Between them, John Ruvido and Alex Kelley have over 120 years of experience as husbands. Subtract just a few years, and you have their experience as fathers.
The two have good advice for those who may be new to fatherhood, or may simply have less experience than the 60ish years each has accrued. The advice is especially important considering that Ruvido believes that parenting is more difficult now than when he had his first child.
“I think it’s tougher now because of the times,” he said. “It’s more demanding now.”
Ruvido and Kelley are residents of Bayberry at Emerald Court, an assisted-living community in Tewksbury.
Ruvido worked for the Medford Police for 32 years, and began his family almost immediately after marrying his wife Virginia, some 65 years ago.
“We had (the baby) right away, the first one, and the other ones were a few years apart,” he said.
Kelley waited a while.
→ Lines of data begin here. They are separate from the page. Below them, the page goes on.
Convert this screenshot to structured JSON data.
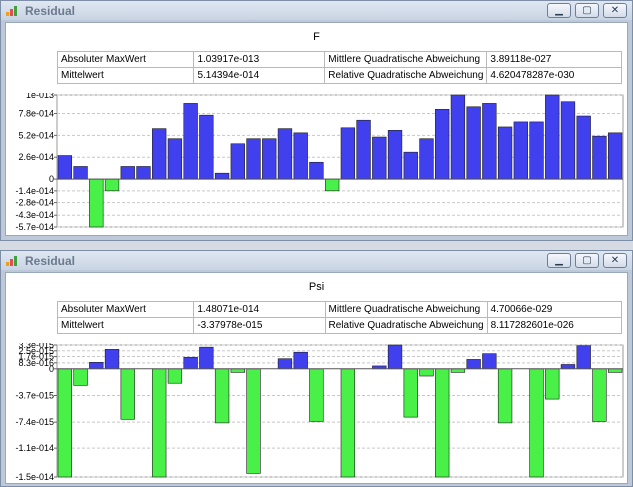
{
  "windows": [
    {
      "title": "Residual",
      "chart_title": "F",
      "stats": {
        "abs_max_label": "Absoluter MaxWert",
        "abs_max_value": "1.03917e-013",
        "mse_label": "Mittlere Quadratische Abweichung",
        "mse_value": "3.89118e-027",
        "mean_label": "Mittelwert",
        "mean_value": "5.14394e-014",
        "rel_mse_label": "Relative Quadratische Abweichung",
        "rel_mse_value": "4.620478287e-030"
      }
    },
    {
      "title": "Residual",
      "chart_title": "Psi",
      "stats": {
        "abs_max_label": "Absoluter MaxWert",
        "abs_max_value": "1.48071e-014",
        "mse_label": "Mittlere Quadratische Abweichung",
        "mse_value": "4.70066e-029",
        "mean_label": "Mittelwert",
        "mean_value": "-3.37978e-015",
        "rel_mse_label": "Relative Quadratische Abweichung",
        "rel_mse_value": "8.117282601e-026"
      }
    }
  ],
  "colors": {
    "positive": "#4040ee",
    "negative": "#48f048",
    "grid": "#c8c8c8"
  },
  "icons": {
    "app": "bar-chart-icon",
    "minimize": "minimize-icon",
    "maximize": "maximize-icon",
    "close": "close-icon"
  },
  "chart_data": [
    {
      "type": "bar",
      "title": "F",
      "ylim": [
        -5.7e-14,
        1e-13
      ],
      "yticks": [
        1e-13,
        7.8e-14,
        5.2e-14,
        2.6e-14,
        0,
        -1.4e-14,
        -2.8e-14,
        -4.3e-14,
        -5.7e-14
      ],
      "ytick_labels": [
        "1e-013",
        "7.8e-014",
        "5.2e-014",
        "2.6e-014",
        "0",
        "-1.4e-014",
        "-2.8e-014",
        "-4.3e-014",
        "-5.7e-014"
      ],
      "grid": true,
      "values": [
        2.8e-14,
        1.5e-14,
        -5.7e-14,
        -1.4e-14,
        1.5e-14,
        1.5e-14,
        6e-14,
        4.8e-14,
        9e-14,
        7.6e-14,
        7e-15,
        4.2e-14,
        4.8e-14,
        4.8e-14,
        6e-14,
        5.5e-14,
        2e-14,
        -1.4e-14,
        6.1e-14,
        7e-14,
        5e-14,
        5.8e-14,
        3.2e-14,
        4.8e-14,
        8.3e-14,
        1e-13,
        8.6e-14,
        9e-14,
        6.2e-14,
        6.8e-14,
        6.8e-14,
        1e-13,
        9.2e-14,
        7.5e-14,
        5.1e-14,
        5.5e-14
      ]
    },
    {
      "type": "bar",
      "title": "Psi",
      "ylim": [
        -1.5e-14,
        3.3e-15
      ],
      "yticks": [
        3.3e-15,
        2.5e-15,
        1.7e-15,
        8.3e-16,
        0,
        -3.7e-15,
        -7.4e-15,
        -1.1e-14,
        -1.5e-14
      ],
      "ytick_labels": [
        "3.3e-015",
        "2.5e-015",
        "1.7e-015",
        "8.3e-016",
        "0",
        "-3.7e-015",
        "-7.4e-015",
        "-1.1e-014",
        "-1.5e-014"
      ],
      "grid": true,
      "values": [
        -1.5e-14,
        -2.3e-15,
        9e-16,
        2.7e-15,
        -7e-15,
        0,
        -1.5e-14,
        -2e-15,
        1.6e-15,
        3e-15,
        -7.5e-15,
        -5e-16,
        -1.45e-14,
        0,
        1.4e-15,
        2.3e-15,
        -7.3e-15,
        0,
        -1.5e-14,
        0,
        4e-16,
        3.3e-15,
        -6.7e-15,
        -1e-15,
        -1.5e-14,
        -5e-16,
        1.3e-15,
        2.1e-15,
        -7.5e-15,
        0,
        -1.5e-14,
        -4.2e-15,
        6e-16,
        3.2e-15,
        -7.3e-15,
        -5e-16
      ]
    }
  ]
}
He served a six-year stint with the Coast Guard, travelling to areas as remote as the North Pole. Because of his service, his first child didn’t arrive until five years into his marriage to his wife, also named Virginia.
The similarities continue: both Kelley and Ruvido have three children -- two daughters and a son. The Ruvidos, however, have a combined six grandchildren and great grandchildren compared to the Kelley’s 10.
One important piece of advice that the two veteran fathers would like to impart to rookie fathers is that they remember the importance of their new families.
“Stay close to them, keep them close,” said Ruvido. “Be there as needed.”
“I’d say keep close to your wife, she needs help,” said Kelley. “Take care of the family.”
Kelley said that the fatherhood memory that has stuck with him is the birth of his first child—something that is especially poignant because of his time spent away from the family due to military service.
Kelley was shipped out to the North Pole for six months after the birth of his first child, and said that missing the child and her formative years was one of the more unpleasant memories of fatherhood.
“I was overseas most of the time for the first child,” he said. “It was a good reunion when I got back.”
While he was gone, Kelley’s parents helped out caring and watching over his children.
“My mother was very close to the kids, closer than we were because I was aboard ship and (my wife) worked,” said Kelley. “So my mother was a big help.
Both Ruvido and Kelley mentioned that being a new father meant that they had to adjust to added responsibility that came with the territory. Ruvido discovered he had to balance his work with life at home, and extra jobs were necessary to pay the bills.
“I was a police officer for 32 years, but prior to that I worked many a job, construction, coating factory, just to make a few bucks,” he said. “I was working nights, pushing a truck, and whatever I could days.”
Both Kelley and Ruvido have kept family relatively close over the years. That means that family can visit, and that children and grandchildren are nearby to celebrate Father’s Day, complete with the company and gifts of the occasion.
And after 65 years of Father’s Day gifts, their favorites remain simple.
“I sound like a commercial,” said Kelley of his favorite gift, “but a pair of New Balance sneakers.”
“The only (thing I want) on Father’s Day is to have them near me and wish me a happy Father’s Day,” said Ruvido. “That’s it, that’s all. I don’t need gifts.”
And perhaps it has been keeping things simple that has sustained them throughout the years. For both men, their roles have changed little as they have made transitions in life, from father to grandfather, and ultimately from grandfather to great grandfather.
“I tell you, when I was a father I was happy, but when I was a grandfather, it was the same feeling,” said Ruvido. “It was like starting all over again. I have my grandson with me all the time.”
Kelley and Ruvido didn’t get to 60 or 65 years of fatherhood all at once. According to Ruvido, an important thing for young fathers to remember is to not get too overwhelmed, and that life must go on.
“Just take (it) one day at a time,” he said.